Ferns: - Most widespread seedless vascular plants, comprising over $12,000$ species. - Highly diverse in the tropics but also present in temperate and arid regions. - Characterized by large megaphylls called fronds, which are often divided into leaflets. - Fiddlehead: The coiled tip of a young frond that unfurls as it grows. - Most species are homosporous and use spring-like mechanisms for spore dispersal. Example: Matteuccia struthiopteris (ostrich fern).
Horsetails: - Genus: Equisetum (e.g., Equisetum telmateia, the giant horsetail). - Sporophytes have jointed stems with rings of small leaves or branches at the joints. - Stems are gritty and were historically used as "scouring rushes" for cleaning cookware. - Some species have distinct fertile stems (bearing a strobilus) and vegetative stems. Gametophytes are bisexual.

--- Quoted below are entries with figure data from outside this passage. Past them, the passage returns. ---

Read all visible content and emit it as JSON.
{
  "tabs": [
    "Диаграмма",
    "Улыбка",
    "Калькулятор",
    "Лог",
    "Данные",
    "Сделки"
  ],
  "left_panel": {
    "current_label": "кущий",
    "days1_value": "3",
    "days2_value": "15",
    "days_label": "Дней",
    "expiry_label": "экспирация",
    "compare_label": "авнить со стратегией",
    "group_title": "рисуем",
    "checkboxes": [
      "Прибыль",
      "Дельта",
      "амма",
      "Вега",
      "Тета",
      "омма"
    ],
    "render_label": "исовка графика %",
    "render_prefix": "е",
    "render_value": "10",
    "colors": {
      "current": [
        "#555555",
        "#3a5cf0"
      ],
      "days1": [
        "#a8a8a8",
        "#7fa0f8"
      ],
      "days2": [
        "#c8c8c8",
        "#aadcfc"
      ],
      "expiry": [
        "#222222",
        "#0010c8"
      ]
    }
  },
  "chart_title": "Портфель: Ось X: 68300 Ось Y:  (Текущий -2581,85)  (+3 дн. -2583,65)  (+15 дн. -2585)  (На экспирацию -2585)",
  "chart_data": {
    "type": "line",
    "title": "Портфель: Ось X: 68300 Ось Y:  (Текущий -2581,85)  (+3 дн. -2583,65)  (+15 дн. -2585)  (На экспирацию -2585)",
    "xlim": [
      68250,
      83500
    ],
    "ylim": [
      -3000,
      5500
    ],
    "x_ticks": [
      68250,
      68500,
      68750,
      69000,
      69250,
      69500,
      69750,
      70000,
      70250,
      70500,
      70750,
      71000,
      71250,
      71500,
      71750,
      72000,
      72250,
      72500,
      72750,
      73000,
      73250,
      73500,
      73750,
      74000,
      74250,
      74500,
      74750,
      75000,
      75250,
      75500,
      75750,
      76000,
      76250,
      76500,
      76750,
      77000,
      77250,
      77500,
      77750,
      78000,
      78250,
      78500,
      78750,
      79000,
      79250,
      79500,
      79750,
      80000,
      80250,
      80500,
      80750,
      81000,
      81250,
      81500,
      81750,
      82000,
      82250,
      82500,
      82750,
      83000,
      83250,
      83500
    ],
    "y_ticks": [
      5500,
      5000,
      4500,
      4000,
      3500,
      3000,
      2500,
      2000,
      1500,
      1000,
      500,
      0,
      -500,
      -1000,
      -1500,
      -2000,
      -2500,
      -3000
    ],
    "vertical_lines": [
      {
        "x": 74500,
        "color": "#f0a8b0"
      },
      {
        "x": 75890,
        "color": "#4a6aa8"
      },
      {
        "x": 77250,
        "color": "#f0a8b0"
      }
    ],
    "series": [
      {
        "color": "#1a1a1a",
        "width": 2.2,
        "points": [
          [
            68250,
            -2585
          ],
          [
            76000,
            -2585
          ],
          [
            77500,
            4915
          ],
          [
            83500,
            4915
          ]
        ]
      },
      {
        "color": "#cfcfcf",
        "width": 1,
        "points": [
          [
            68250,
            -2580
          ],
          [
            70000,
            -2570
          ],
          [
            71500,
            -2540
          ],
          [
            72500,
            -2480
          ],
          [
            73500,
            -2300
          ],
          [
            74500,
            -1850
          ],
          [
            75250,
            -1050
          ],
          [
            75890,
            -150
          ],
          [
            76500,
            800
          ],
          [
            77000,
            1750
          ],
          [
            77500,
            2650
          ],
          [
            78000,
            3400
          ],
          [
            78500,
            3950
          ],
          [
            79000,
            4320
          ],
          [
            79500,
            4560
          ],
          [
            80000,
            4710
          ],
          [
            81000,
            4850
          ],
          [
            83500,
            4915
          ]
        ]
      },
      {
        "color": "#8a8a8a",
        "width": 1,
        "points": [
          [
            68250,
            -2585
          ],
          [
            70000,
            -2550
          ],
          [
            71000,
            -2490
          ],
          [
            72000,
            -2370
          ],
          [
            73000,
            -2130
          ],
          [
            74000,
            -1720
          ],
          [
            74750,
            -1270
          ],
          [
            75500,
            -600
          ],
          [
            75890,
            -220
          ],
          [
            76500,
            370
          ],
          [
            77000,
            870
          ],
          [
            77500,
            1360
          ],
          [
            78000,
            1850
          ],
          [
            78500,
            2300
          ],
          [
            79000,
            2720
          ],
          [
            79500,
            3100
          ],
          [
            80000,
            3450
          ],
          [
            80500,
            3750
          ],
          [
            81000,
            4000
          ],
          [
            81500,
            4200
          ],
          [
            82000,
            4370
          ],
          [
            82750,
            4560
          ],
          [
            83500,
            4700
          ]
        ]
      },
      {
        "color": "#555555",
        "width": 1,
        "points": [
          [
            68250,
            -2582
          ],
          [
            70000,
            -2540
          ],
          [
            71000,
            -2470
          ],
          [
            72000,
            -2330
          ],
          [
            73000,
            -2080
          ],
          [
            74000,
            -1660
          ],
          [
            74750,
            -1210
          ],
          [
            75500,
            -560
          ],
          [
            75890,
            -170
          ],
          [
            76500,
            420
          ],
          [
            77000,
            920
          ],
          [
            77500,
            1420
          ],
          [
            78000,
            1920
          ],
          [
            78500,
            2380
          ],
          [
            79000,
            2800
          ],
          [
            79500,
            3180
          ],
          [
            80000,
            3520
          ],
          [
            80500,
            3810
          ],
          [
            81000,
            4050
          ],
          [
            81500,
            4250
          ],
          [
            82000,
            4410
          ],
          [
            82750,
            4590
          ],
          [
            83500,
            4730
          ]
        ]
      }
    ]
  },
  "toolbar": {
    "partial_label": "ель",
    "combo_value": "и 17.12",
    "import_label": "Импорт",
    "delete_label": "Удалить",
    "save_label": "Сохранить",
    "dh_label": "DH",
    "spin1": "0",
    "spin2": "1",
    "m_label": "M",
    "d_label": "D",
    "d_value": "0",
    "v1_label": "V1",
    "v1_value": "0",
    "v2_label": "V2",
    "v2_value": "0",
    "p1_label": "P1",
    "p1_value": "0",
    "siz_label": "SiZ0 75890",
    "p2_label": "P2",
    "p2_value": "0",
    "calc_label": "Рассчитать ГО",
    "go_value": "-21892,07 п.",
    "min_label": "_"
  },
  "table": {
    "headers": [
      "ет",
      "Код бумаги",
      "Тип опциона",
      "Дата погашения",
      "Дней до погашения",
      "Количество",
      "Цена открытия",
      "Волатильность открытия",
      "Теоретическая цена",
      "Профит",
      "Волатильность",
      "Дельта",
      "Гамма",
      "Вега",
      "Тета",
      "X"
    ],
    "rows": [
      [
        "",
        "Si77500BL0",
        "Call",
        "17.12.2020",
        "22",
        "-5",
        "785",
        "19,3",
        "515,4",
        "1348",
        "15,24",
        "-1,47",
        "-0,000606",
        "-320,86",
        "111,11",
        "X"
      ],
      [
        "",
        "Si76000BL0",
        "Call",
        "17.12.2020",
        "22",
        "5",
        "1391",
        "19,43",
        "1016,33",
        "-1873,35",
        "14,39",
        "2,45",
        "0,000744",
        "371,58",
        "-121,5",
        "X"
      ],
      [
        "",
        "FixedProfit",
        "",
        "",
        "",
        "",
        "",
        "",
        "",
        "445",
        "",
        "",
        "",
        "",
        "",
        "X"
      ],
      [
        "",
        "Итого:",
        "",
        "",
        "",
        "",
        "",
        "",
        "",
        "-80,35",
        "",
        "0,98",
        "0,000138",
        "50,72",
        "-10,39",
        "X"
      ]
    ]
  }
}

Whisk Ferns and Relatives: - Genus: Psilotum (e.g., Psilotum nudum). - Sporophytes have dichotomously branching stems but lack true roots. - Sporangia: Three fused sporangia form a distinctive yellow knob at the stem tips. - All are homosporous with bisexual gametophytes. - Tmesipteris: A close relative that also lacks roots but possesses leaflike outgrowths on the stem.